Privatization's Victims
May 22, 2007Director Florian Opitz spent four and half years and only 300,000 euros ($405,000) making "The Big Sellout," which opened in movie theaters across Germany on Thursday. The film looks at the effect privatizing state-owned services has on individuals.
In the Philippines, Minda struggles daily to pay for dialysis for her son since health care was privatized; South Africa's Soweto Electricity Crisis Committee spends its days illegally reconnecting community members' electricity since the utility's privatization; and train driver Simon laments about the dire condition of Britain's railways since British Rail was privatized.
DW-WORLD.DE: What inspired you to make a film on the subject of privatization?
Florian Opitz: In 2002 and 2003 there was a small discussion of NGOs about privatization, because the WTO was planning its GATT agreement, which was supposed to force states to privatize and liberalize their public services. I wondered why in the media I couldn't find any discussion of privatization. In the part of the newspapers that deals with economics I only read the normal stuff: that privatization brings efficiency, it makes services cheaper and there's more competition, but I knew of a lot of cases where that was not the case.
I had access to a big media archive at German public TV and I couldn't find any case studies on what was the effect of privatization for normal people on the ground. Then I approached unions and universities and organizations, the United Nations, the World Bank, and other institutions about case studies on the effect of privatization. Even though in 2003 this was a very important phenomenon going on all over the world, there was no systematic study of the outcome of privatizations.
The film very much gave the "victims" of privatization the stage and came across as a black-and-white view of privatization. Why did you opt for a simplistic account instead of also offering the protagonists of privatization the chance to tell their side of the story and allow the viewer to draw his or her own conclusions?
That was exactly what we wanted to do from the beginning. But we had a very, very hard time finding and getting interviews with people who pushed privatization. For four-and-a-half years, we approached the IMF, the World Bank and other institutions and the companies who are behind the privatization in the cases we depicted. Apart from this one interview with the guy from the World Bank (editor's note: economist Shantayanan Devarajan), which was also very difficult, all interviews were either not given in the first place or got cancelled.
I wanted to have the same amount of interviews with the people who are pushing privatization.
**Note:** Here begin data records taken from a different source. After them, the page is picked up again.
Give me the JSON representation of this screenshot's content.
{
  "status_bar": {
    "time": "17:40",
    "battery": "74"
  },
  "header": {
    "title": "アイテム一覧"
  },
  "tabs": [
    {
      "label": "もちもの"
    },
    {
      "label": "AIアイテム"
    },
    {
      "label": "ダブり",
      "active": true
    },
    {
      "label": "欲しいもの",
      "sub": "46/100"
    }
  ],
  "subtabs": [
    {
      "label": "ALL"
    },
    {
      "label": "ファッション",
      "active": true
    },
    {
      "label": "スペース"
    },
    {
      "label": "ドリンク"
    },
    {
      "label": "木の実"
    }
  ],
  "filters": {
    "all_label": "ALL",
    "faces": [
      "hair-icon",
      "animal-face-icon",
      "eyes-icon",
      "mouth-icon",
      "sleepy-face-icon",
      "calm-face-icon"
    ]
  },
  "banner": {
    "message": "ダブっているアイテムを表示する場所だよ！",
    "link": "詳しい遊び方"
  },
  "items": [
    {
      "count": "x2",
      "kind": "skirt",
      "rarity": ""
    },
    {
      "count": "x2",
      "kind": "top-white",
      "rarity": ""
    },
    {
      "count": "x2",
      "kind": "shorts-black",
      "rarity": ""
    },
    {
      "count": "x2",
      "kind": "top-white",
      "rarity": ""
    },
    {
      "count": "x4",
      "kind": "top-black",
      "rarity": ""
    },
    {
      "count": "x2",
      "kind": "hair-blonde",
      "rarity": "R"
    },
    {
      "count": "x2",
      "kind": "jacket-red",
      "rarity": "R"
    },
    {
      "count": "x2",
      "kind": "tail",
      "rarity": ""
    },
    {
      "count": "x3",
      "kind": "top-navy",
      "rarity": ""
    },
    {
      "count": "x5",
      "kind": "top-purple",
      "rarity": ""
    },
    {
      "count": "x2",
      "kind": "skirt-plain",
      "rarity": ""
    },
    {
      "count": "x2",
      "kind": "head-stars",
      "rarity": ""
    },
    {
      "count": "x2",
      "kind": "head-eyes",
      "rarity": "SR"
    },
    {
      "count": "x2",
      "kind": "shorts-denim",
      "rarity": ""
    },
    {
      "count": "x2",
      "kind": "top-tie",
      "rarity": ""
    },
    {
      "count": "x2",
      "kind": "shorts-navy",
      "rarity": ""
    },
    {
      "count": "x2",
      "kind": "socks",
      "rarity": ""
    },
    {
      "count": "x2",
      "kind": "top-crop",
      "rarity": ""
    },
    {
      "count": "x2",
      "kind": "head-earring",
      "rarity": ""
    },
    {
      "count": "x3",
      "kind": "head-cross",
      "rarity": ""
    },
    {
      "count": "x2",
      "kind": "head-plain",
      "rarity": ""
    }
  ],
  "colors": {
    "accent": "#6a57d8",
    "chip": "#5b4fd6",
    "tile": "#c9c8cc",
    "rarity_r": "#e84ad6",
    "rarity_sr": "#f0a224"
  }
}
For example, we had four interviews (arranged) with World Bank people and one interview with the IMF. We flew to Washington, DC, and the day before the interview I got a call from press officer of the World Bank, who said, "There are some problems. They researched you. My colleague at the IMF called me and they regard you as a dangerous person." I wondered, "Why am I a dangerous person? I'm a journalist in Germany working for public TV. There's nothing in my files. What makes me a dangerous person?"
Then she said, "They googled you." So I googled myself, and I saw that there's a Web site from WDR, German television, which depicted a film of mine that had loosely to do with the globalization critics from attac, which I made a portrait of -- a very critical portrait. Nevertheless, it was enough to make me a "dangerous person." So the IMF didn't want to talk to us; the World Bank cancelled three of the four interviews and cancelled most of the time we had there to shoot. After four and a half years of dealing with these people, I really think they have something to hide.
The film comes across as a call to action, yet you don't suggest ways people can take action. Was that intentional?
The film doesn't want to answer all questions and it's not able to answer all the questions dealing with globalization and privatization. I think how to become active and how to inform yourself is different in every different occasion, every different country. What I want to say with the film is that privatization -- and neo-liberalism -- is only one of a lot of different positions in economics.
On the scale of the different positions, it's a very extreme position. It doesn't reflect the outcome of modern economic science. It's important that we accept that this neo-liberal thing, privatization, which is sold as the outcome of the political and economic science, is not something like a natural law or even the outcome of modern economic science. Modern economic science has learned a lot more about the failure of markets and the necessity of regulation by the public hand.
That's what people have to realize. From there we can start to discuss what kind of society, what kind of public services or basic services we want to have.
Clearly the film was released in Germany to start its run ahead of the G8 summit in June and the German Web site also calls on people to take part in the anti-G8 protests. Will you be there?
I'm not sure. ... There were plans to show the film there.
I think these protests are important, so that civil society, or at least parts of it, can show that they are not content with the politics that are driven by the G8, and the World Bank and the IMF are institutions that are mainly dominated by the G8 countries. I think we have to push for a better outcome for the poor people in the world.
In a lot of countries where we were, the G8, the IMF, the WTO and the World Bank are not abstract things at all. While in Germany five or 10 percent, or even less, know what the IMF and the World Bank do, in the Philippines and South Africa, every market woman knows what these institutions are doing and what their effect is on their life and what the effect of the G8 countries is on their life.